Depois de chegarem a um consenso sobre o conteúdo do texto oficial, que inclui reparação às vítimas, reforma agrária, fim do narcotráfico e participação da guerrilha em eleições, as partes concordaram em realizar um plebiscito no início de outubro para consultar a população sobre o documento.

Em meio a divergências políticas e sociais, o coordenador de pesquisa da organização colombiana DeJusticia (Centro de Estudios de Derecho, Justicia, y Sociedad), Nélson Camilo Sánchez, analisa os principais pontos da resolução que busca por fim à uma guerra que resultou em cerca de 250 mil mortos.

Em entrevista à Conectas, Sanchéz afirma que, diferentemente do que ocorreu no passado, o atual processo é “o primeiro em que a cidadania poderá dar a sua opinião a respeito do conteúdo dos acordos”.

Leia a entrevista completa:  


Conectas: Quais pontos você considera os mais importantes do acordo de paz? Quais os mais problemáticos?

Nelson Camilo Sánchez:

Nelson Camilo Sánchez, coordenador de pesquisa da ONG colombiana DeJusticia

O acordo de paz é extenso, multitemático e muito complexo. Em linhas gerais, acredito que ele tenha três grandes virtudes.
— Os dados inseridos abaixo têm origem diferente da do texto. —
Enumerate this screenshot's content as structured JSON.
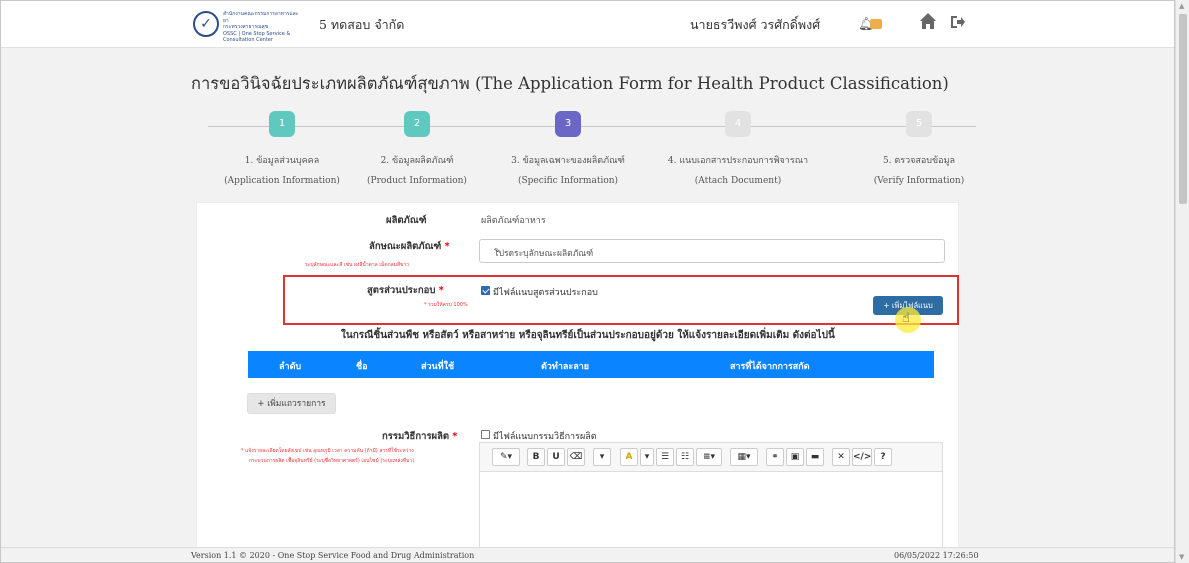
{
  "header": {
    "logo_line1": "สำนักงานคณะกรรมการอาหารและยา",
    "logo_line2": "กระทรวงสาธารณสุข",
    "logo_line3": "OSSC | One Stop Service & Consultation Center",
    "company": "5 ทดสอบ จำกัด",
    "username": "นายธรวีพงศ์ วรศักดิ์พงศ์",
    "notification_count": "",
    "icons": [
      "bell-icon",
      "home-icon",
      "logout-icon"
    ]
  },
  "page_title": "การขอวินิจฉัยประเภทผลิตภัณฑ์สุขภาพ (The Application Form for Health Product Classification)",
  "steps": [
    {
      "num": "1",
      "th": "1. ข้อมูลส่วนบุคคล",
      "en": "(Application Information)",
      "color": "#5fc9c0"
    },
    {
      "num": "2",
      "th": "2. ข้อมูลผลิตภัณฑ์",
      "en": "(Product Information)",
      "color": "#5fc9c0"
    },
    {
      "num": "3",
      "th": "3. ข้อมูลเฉพาะของผลิตภัณฑ์",
      "en": "(Specific Information)",
      "color": "#6b67c7"
    },
    {
      "num": "4",
      "th": "4. แนบเอกสารประกอบการพิจารณา",
      "en": "(Attach Document)",
      "color": "#e2e2e2"
    },
    {
      "num": "5",
      "th": "5. ตรวจสอบข้อมูล",
      "en": "(Verify Information)",
      "color": "#e2e2e2"
    }
  ],
  "form": {
    "product_label": "ผลิตภัณฑ์",
    "product_value": "ผลิตภัณฑ์อาหาร",
    "feature_label": "ลักษณะผลิตภัณฑ์",
    "feature_hint": "ระบุลักษณะและสี เช่น ผงสีน้ำตาล เม็ดกลมสีขาว",
    "feature_placeholder": "โปรดระบุลักษณะผลิตภัณฑ์",
    "formula_label": "สูตรส่วนประกอบ",
    "formula_hint": "* รวมให้ครบ 100%",
    "formula_checkbox": "มีไฟล์แนบสูตรส่วนประกอบ",
    "attach_button": "เพิ่มไฟล์แนบ",
    "notice": "ในกรณีชิ้นส่วนพืช หรือสัตว์ หรือสาหร่าย หรือจุลินทรีย์เป็นส่วนประกอบอยู่ด้วย ให้แจ้งรายละเอียดเพิ่มเติม ดังต่อไปนี้",
    "table_headers": [
      "ลำดับ",
      "ชื่อ",
      "ส่วนที่ใช้",
      "ตัวทำละลาย",
      "สารที่ได้จากการสกัด"
    ],
    "add_row_button": "+ เพิ่มแถวรายการ",
    "process_label": "กรรมวิธีการผลิต",
    "process_hint_1": "* แจ้งรายละเอียดโดยสังเขป เช่น อุณหภูมิ เวลา ความดัน (ถ้ามี) สารที่ใช้ระหว่าง",
    "process_hint_2": "กระบวนการผลิต เชื้อจุลินทรีย์ (ระบุชื่อวิทยาศาสตร์) เอนไซม์ (ระบุแหล่งที่มา)",
    "process_checkbox": "มีไฟล์แนบกรรมวิธีการผลิต"
  },
  "footer": {
    "version": "Version 1.1 © 2020 - One Stop Service Food and Drug Administration",
    "datetime": "06/05/2022 17:26:50"
  }
}
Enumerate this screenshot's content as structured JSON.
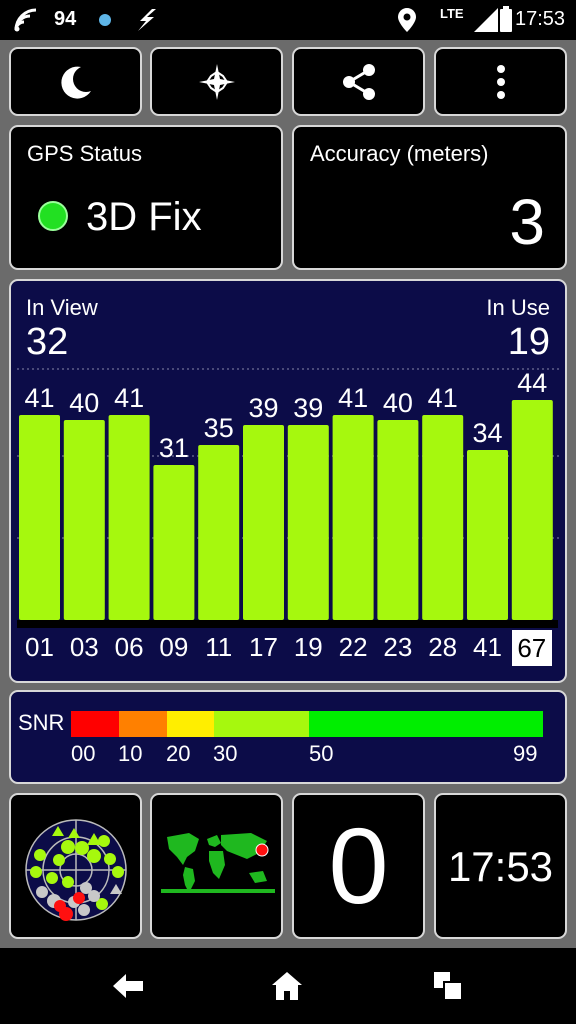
{
  "status_bar": {
    "notification_count": "94",
    "network_type": "LTE",
    "time": "17:53",
    "icons": [
      "wifi-icon",
      "dot-icon",
      "bolt-icon",
      "location-icon",
      "signal-icon",
      "battery-icon"
    ]
  },
  "toolbar": {
    "buttons": [
      "moon-icon",
      "compass-icon",
      "share-icon",
      "more-vert-icon"
    ]
  },
  "gps_status": {
    "title": "GPS Status",
    "value": "3D Fix",
    "indicator_color": "#22e022"
  },
  "accuracy": {
    "title": "Accuracy (meters)",
    "value": "3"
  },
  "satellites": {
    "in_view_label": "In View",
    "in_view_value": "32",
    "in_use_label": "In Use",
    "in_use_value": "19"
  },
  "chart_data": {
    "type": "bar",
    "categories": [
      "01",
      "03",
      "06",
      "09",
      "11",
      "17",
      "19",
      "22",
      "23",
      "28",
      "41",
      "67"
    ],
    "values": [
      41,
      40,
      41,
      31,
      35,
      39,
      39,
      41,
      40,
      41,
      34,
      44
    ],
    "highlighted_category": "67",
    "bar_color": "#a6f80e",
    "ylim": [
      0,
      50
    ]
  },
  "snr_legend": {
    "label": "SNR",
    "ticks": [
      "00",
      "10",
      "20",
      "30",
      "50",
      "99"
    ],
    "colors": [
      "#ff0000",
      "#ff8000",
      "#ffee00",
      "#a6f80e",
      "#00ee00"
    ]
  },
  "bottom": {
    "count_value": "0",
    "clock": "17:53",
    "icons": [
      "skyplot-icon",
      "world-map-icon"
    ]
  },
  "nav": {
    "icons": [
      "back-icon",
      "home-icon",
      "recents-icon"
    ]
  }
}
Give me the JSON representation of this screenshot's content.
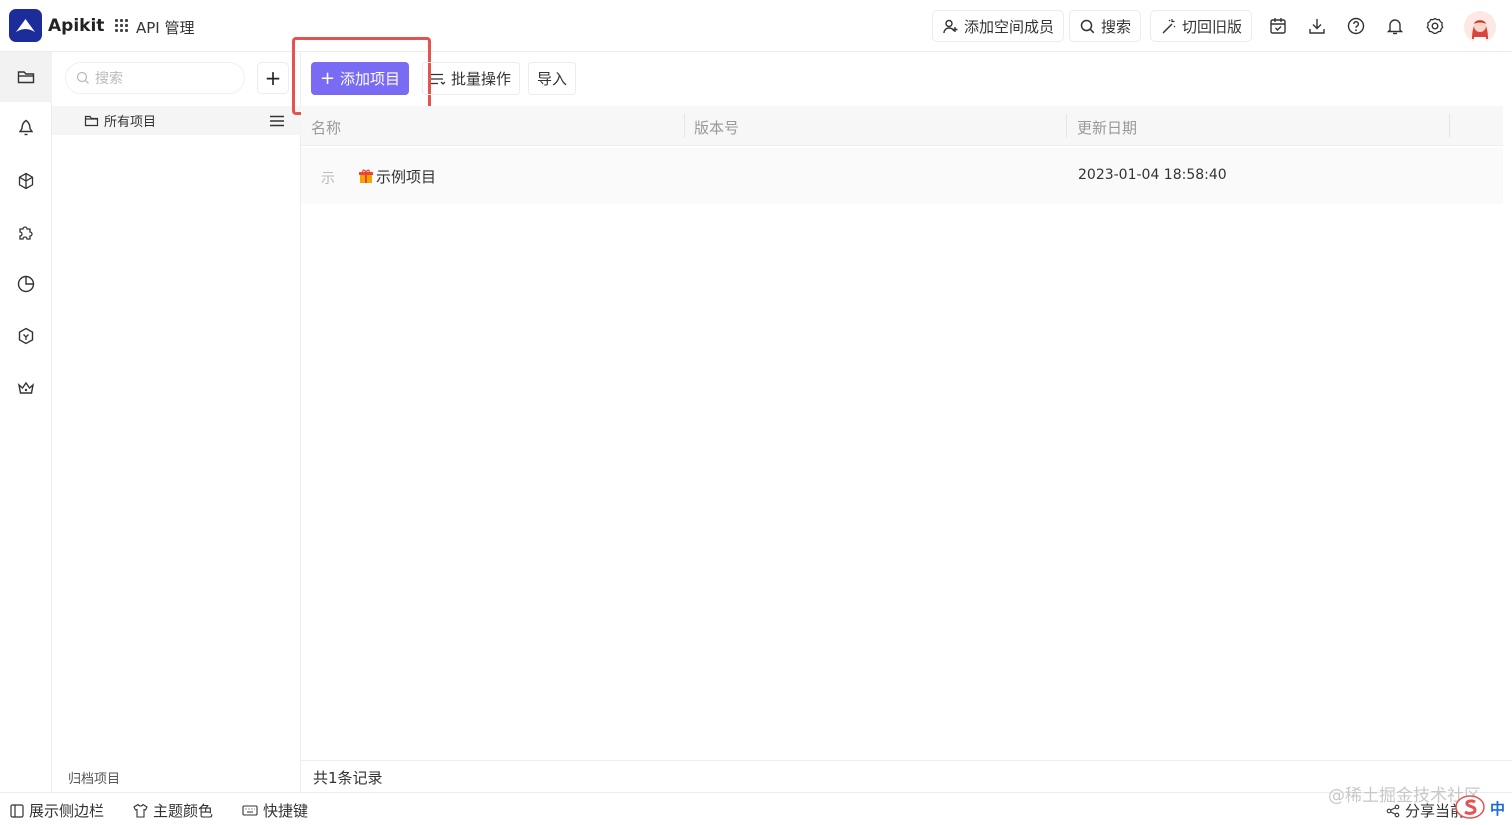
{
  "header": {
    "app_name": "Apikit",
    "module": "API 管理",
    "add_member": "添加空间成员",
    "search": "搜索",
    "switch_old": "切回旧版"
  },
  "tree": {
    "search_placeholder": "搜索",
    "add_symbol": "+",
    "all_projects": "所有项目",
    "archive": "归档项目"
  },
  "toolbar": {
    "add_project": "添加项目",
    "batch": "批量操作",
    "import": "导入"
  },
  "table": {
    "columns": [
      "名称",
      "版本号",
      "更新日期"
    ],
    "rows": [
      {
        "icon_text": "示",
        "name": "示例项目",
        "version": "",
        "updated": "2023-01-04 18:58:40"
      }
    ],
    "count": "共1条记录"
  },
  "footer": {
    "show_sidebar": "展示侧边栏",
    "theme": "主题颜色",
    "shortcuts": "快捷键",
    "share": "分享当前",
    "watermark": "@稀土掘金技术社区",
    "ime_lang": "中"
  },
  "colors": {
    "brand": "#1c2c9a",
    "primary": "#7a6bf5",
    "highlight": "#e5524f"
  }
}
A primeira é que faz um notável esforço para incluir diferentes tipos de questões, com a intenção real de acabar com o conflito armado. Algumas delas, por terem sido a causa da revolta armada, como é o caso da desigualdade territorial e das barreiras à participação política pluralista. Outras, porque foram o resultado do confronto, como o uso do narcotráfico como motor de financiamento da guerra e a violação de direitos humanos. Por fim, inclui questões que são necessárias resolver para se fazer a transição da guerra à paz, como são os processos de desarmamento, desmobilização e reintegração. A segunda grande virtude é que, como um acordo de ‘encerramento’, inclui não apenas compromissos e benefícios para os rebeldes que depuseram as armas, mas também ao Estado e às autoridades que cometeram graves violações aos direitos humanos durante os conflitos. Este é o primeiro acordo de paz na Colômbia que busca que todas as partes envolvidas façam parte do processo de prestação de contas. Em terceiro lugar, o acordo é consciente da obrigatoriedade do direito internacional dos direitos humanos, do direito penal internacional e, sobretudo, do papel que as vítimas devem exercer nesses processos. Mesmo que não seja perfeito, é um acordo que respeita o direito internacional e busca colocar as vítimas e seus direitos como um dos pontos centrais na implementação dos compromissos.

C: O que você pensa sobre o processo de consulta à população? Muito se falou do formato que assumiria (constituinte, referendo, etc.). Por que se decidiu por um plebiscito? Esse modelo está de acordo com a garantia dos direitos humanos e com a Constituição colombiana?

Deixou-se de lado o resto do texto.